Dan deRoulet is my instructor in this series on how to read fiction. We are looking at Flannery O’Connor’s “Revelation.” He’s asked me two questions — which parables do the exposition and crisis evoke, and where was Mrs. Turpin when she got her epiphany?
Your questions are good ones, Dan. They lead me to ask things I would not have asked of this short story.
The first parable that came to mind for me, in light of how the parable ends — with the right people going down into hell and the wrong people going up into heaven — was the parable of the workers in the vineyard, or the parable of the marriage guests because both of those parables are shocking instances of reversal of expectations. I can see those themes in Flannery O’Connor’s short story.

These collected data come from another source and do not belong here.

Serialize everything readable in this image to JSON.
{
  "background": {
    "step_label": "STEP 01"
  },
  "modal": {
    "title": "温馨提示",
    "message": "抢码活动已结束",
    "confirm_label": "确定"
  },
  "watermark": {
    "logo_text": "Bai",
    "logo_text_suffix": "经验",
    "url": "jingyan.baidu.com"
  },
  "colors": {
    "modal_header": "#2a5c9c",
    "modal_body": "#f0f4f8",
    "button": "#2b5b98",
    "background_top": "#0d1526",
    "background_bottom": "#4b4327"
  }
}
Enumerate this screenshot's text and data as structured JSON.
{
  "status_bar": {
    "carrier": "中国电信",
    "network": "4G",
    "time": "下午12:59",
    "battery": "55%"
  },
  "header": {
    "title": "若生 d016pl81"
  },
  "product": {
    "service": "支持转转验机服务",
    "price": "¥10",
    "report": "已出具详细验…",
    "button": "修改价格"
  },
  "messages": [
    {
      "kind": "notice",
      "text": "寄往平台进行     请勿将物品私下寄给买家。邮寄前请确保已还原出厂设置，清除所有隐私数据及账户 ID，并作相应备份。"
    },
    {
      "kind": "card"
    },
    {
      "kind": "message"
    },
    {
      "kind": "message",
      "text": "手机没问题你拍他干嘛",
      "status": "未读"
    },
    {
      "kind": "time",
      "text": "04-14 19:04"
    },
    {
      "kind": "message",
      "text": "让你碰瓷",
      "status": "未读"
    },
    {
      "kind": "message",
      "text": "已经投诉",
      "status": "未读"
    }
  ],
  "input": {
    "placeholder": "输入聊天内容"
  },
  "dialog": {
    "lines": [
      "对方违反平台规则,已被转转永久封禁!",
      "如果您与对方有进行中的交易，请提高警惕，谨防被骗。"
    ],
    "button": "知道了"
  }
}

I will also admit that what came to mind for me when I read this story was Matt 23, Jesus’ intense excoriation of the hypocrisy of the Pharisees and scribes.
And, esp since you brought this up Dan — I hadn’t thought of it all, by connecting parable to where Mrs. Turpin is for the epiphany of her own soul, I went to the parable of the prodigal son for he also was in a pig sty when he realized the state of his own soul.And, now that you bring me to see this Dan, I have to admit the scene in which she washes off pigs, with a little frustration, and comments on who she is — well, this is classic O’Connor “irony” — isn’t it? Mrs. Turpin needs the cleaning; she’s been called a “wart hog”; and here we finding her cleaning hogs; wondering how she could be called a wart hog. The irony is so thick I felt pity on the woman. “How am I saved and from hell too?” Wow, that’s potent stuff out of the woman. “… blindly pointing the stream of water in and out of the eye of the old sow whose outraged squeal she did not hear.” Strong stuff again.
Question: What does she mean by “Put that bottom rail on top. There’s still be a top and bottom!” Is this O’Connor anticipating eternal reversal? Or is this just Mrs. Turpin saying … what?
“She gripped the rail of the hog pen …” again. Wow.